It’s always fascinating to see how sloganeers can distort issues simply by the names they attach to them.
Campaign rhetoric is the worst, and with the 2012 elections approaching, we’ll soon see and hear enough of that to choke a planet full of elephants. But, spin doctors love to put their mark on legislation, too.
In North Carolina, for example, where Republicans are now running the legislative show, social reformers of the conservative sort are poised to pass bills that would limit abortion rights and oppose gay marriage.
The abortion bill is called “The Woman’s Right To Know Act,” when it should properly be called “The State’s Right To Bully Women Considering Abortion.” The bill, similar to one passed in more than 20 other states, would require clinics or doctors who do abortion procedures to provide more information about risks and alternatives, enforce a 24-hour waiting period before the procedure is actually done, and mandate that an ultrasound be performed within four hours of the abortion.
While clinics should indeed provide appropriate information about potential risks and alternatives, the bill is clearly designed to pile on guilt and put pressure on women to forgo planned abortions.

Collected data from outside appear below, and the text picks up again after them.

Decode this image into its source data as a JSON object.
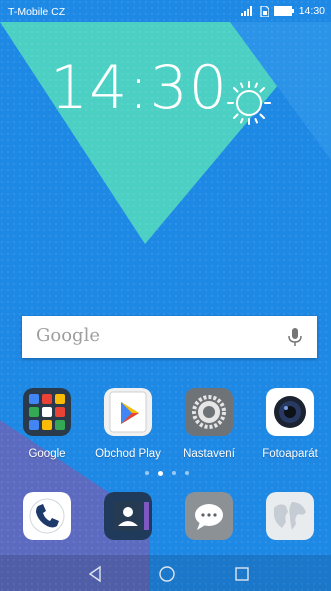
{
  "status_bar": {
    "carrier": "T-Mobile CZ",
    "time": "14:30",
    "icons": [
      "signal-icon",
      "sim-icon",
      "battery-icon"
    ]
  },
  "clock_widget": {
    "time": "14:30",
    "weather_icon": "sun-icon"
  },
  "search_bar": {
    "text": "Google",
    "icon": "mic-icon"
  },
  "apps": [
    {
      "label": "Google",
      "icon": "google-folder-icon"
    },
    {
      "label": "Obchod Play",
      "icon": "play-store-icon"
    },
    {
      "label": "Nastavení",
      "icon": "settings-gear-icon"
    },
    {
      "label": "Fotoaparát",
      "icon": "camera-icon"
    }
  ],
  "page_indicator": {
    "count": 4,
    "active": 1
  },
  "dock": [
    {
      "icon": "phone-icon"
    },
    {
      "icon": "contacts-icon"
    },
    {
      "icon": "messages-icon"
    },
    {
      "icon": "browser-icon"
    }
  ],
  "nav_bar": [
    "back-icon",
    "home-icon",
    "recents-icon"
  ],
  "colors": {
    "wallpaper_blue": "#1e88e5",
    "wallpaper_teal": "#4dd0c4",
    "wallpaper_purple": "#5c6bc0"
  }
}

I do not wish to suggest that abortion should be as easy as simply saying “I want it.” And abortion should never be considered as just one more method of birth control. Choosing to terminate a pregnancy is serious business and usually one that is considered only in situations of extremity. In those situations, women do need appropriate information, but they also need considerable compassion. They do not need to be forced to view ultrasound images designed to increase their present and future angst. The bill is not about a woman’s right to know, but about the legislators’ right to bully.
In a similar fashion, the so-called “Marriage Protection Act” is not designed to strengthen marriages or protect them from sinister anti-marriage forces, but to deny the advantages of marriage to gay and lesbian partners who wish to make the same kind of life commitments that heterosexual couples can make — and to have the same legal and economic benefits.
It is abundantly clear that straight people are quite capbable of both succeeding and failing at marriage: allowing homosexual persons equal opportunity to try their hand at it will not threaten the institution of heterosexual marriage, and denying them the opportunity will do nothing to protect it.
Lawmakers certainly have the right to propose any sort of legislation they choose, but perhaps it’s time for somone to introduce a “Truth in Titles Act.”